In 2021, a hacker stole $300,000 in digital tokens from Belfort's cryptocurrency wallet.

=== Politics ===
In the 1990s, Belfort donated $100,000 to the Republican Party and $2,000 to Al D'Amato's reelection campaign in the 1992 United States Senate election in New York. Despite calling himself "a liberal at heart", with "social views [that] are liberal; abortion and stuff like that", Belfort said that in the run-up to the 2016 United States presidential election, he "became very pro-Trump . . . . And then when I saw what happened after he won, I was like‚ 'this country is worse than I thought!'. There's obviously such a problem with the liberals, I'd never seen anything like it." Ultimately Belfort voted for Donald Trump because he agreed with Trump on government size and immigration policy. Despite his support for Trump he has also acknowledged that Trump's rhetoric is divisive. During the 2020 Democratic primaries, he criticized Bernie Sanders and Elizabeth Warren for policy proposals that would affect financial institutions, saying, "What frightens me about a Bernie Sanders or an Elizabeth Warren is like they think that government is the answer but the policies that they're talking about will literally destroy the fabric of the country."

==Works==

===Nonfiction===

- Autobiographies
- The Wolf of Wall Street (Bantam, 2007). ISBN 978-0553805468.
- Catching the Wolf of Wall Street: More Incredible True Stories of Fortunes, Schemes, Parties, and Prison (Bantam, 2009). ISBN 978-0553807042.

- Self-help
- Way of the Wolf: Become a Master Closer with Straight Line Selling (2017). ISBN 9781501164286.

==Adaptations==

Filming of Scorsese's adaptation of Belfort's memoirs began in August 2012, and the film was released on December 25, 2013. Time magazine reported that many of the escapades depicted in the film are consistent with Belfort's memoirs and what was written about him in Forbes articles, although some of the Forbes-related content was embellished.

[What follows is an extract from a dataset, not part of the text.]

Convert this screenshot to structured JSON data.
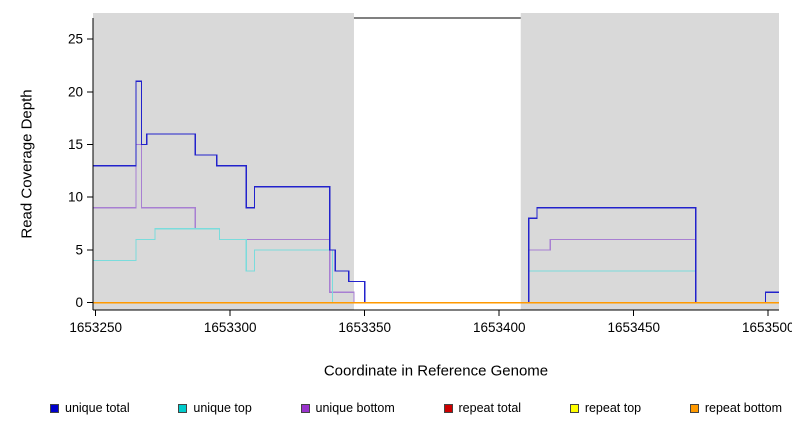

Belfort was portrayed by Leonardo DiCaprio, who won the Golden Globe Award for Best Actor – Motion Picture Musical or Comedy and was nominated for an Academy Award for Best Actor for his performance. Belfort has a cameo in the closing scene of the film as an Auckland Straight Line host.

==In popular culture==
Belfort appeared in an episode of American Greed (Season 9, episode 8) called "The Real Wolf of Wall Street".